Good point! Added a comment.

seiya marked 2 inline comments as done.Sep 30 2019, 8:18 PM
jhenderson accepted this revision.Oct 1 2019, 1:42 AM

I don't know about any Mach-O specific details, but everything else looks good to me. Best get somebody else with Mach-O expertise to confirm.

llvm/tools/llvm-objcopy/MachO/Object.h
42

CannonicalName -> CanonicalName

This revision is now accepted and ready to land.Oct 1 2019, 1:42 AM
seiya updated this revision to Diff 222609.Oct 1 2019, 7:26 AM

Addressed a review comment.

seiya marked an inline comment as done.Oct 1 2019, 7:26 AM
seiya added a comment.Oct 7 2019, 8:31 PM

Friendly ping: I'd like someone who is familiar with Mach-O to review this patch.

seiya added a comment.Oct 16 2019, 1:44 AM

@alexshap Could you review this patch? It's accepted but I'd like someone who's familiar with Mach-O to confirm (a ping in case you missed changes in this patch).

alexander-shaposhnikov added inline comments.
llvm/tools/llvm-objcopy/CopyConfig.cpp
429

khm, maybe there is a named constant for this ? (somewhere in llvm::MachO:: )

@seiya - thanks for all your work, I'm wondering - can you commit this change / is there anything blocking this diff ?

seiya marked 2 inline comments as done.Oct 16 2019, 6:55 PM

Thank you for your review!

In D65541#1711938, @alexshap wrote:

@seiya - thanks for all your work, I'm wondering - can you commit this change / is there anything blocking this diff ?

There're no diffs that blocks this patch. I'll commit this patch along with D66280 and D66281.

Other Mach-O support patches for llvm-objcopy needs addressing some review comments. I'll let you know once I update them.

llvm/tools/llvm-objcopy/CopyConfig.cpp
429

I've git-grep'ed through llvm::MachO and lld but there were no constant for it (lld hard-codes the value).

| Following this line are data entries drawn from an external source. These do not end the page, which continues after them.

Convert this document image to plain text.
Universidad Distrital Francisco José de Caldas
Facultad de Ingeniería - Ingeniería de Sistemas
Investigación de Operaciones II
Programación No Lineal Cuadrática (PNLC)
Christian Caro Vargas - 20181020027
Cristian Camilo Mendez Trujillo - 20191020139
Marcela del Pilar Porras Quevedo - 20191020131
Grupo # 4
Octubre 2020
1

seiya updated this revision to Diff 225551.EditedOct 17 2019, 6:02 PM
seiya marked an inline comment as done.

Before committing this patch, I noticed that we need to consider how llvm-objcopy should handle wildcards in Mach-O support.

First I thought that validating the segment/section names would be helpful for users, for example:

$ llvm-objcopy llvm-objcopy --only-section __text foo
error: invalid section name '__text' (should be formatted as '<segment name>,<section name>')

However, the validation (check that the option value is formatted as <segment name>,<section name>) does not make sense when taking into account wildcards. In GNU objcopy, it seems it does not care about the segment/section name separator (.) at all. In the following example, GNU objcopy accepts both __TEXT* and __TEXT.* and outputs identical outputs.

$ gobjcopy llvm-objcopy --only-section '__TEXT*' foo foo2
$ gobjcopy llvm-objcopy --only-section '__TEXT.*' foo foo3
$ cmp foo2 foo3
$ echo $?
0

In this change, I've removed the validation to support the GNU objcopy's wildcard behavior for Mach-O objects as described above and added a test case for wildcard.

seiya added a comment.Oct 25 2019, 2:39 AM

Ping @alexshap (and also @jhenderson and @rupprecht would want to confirm before landing). After this patch got accepted, in order to merge it, I added wildcard support and a test in this diff.

seiya updated this revision to Diff 226404.Oct 25 2019, 3:53 AM

Updated a test.

rupprecht accepted this revision.Oct 25 2019, 2:19 PM

LGTM with the wildcard changes, thanks!

This revision was automatically updated to reflect the committed changes.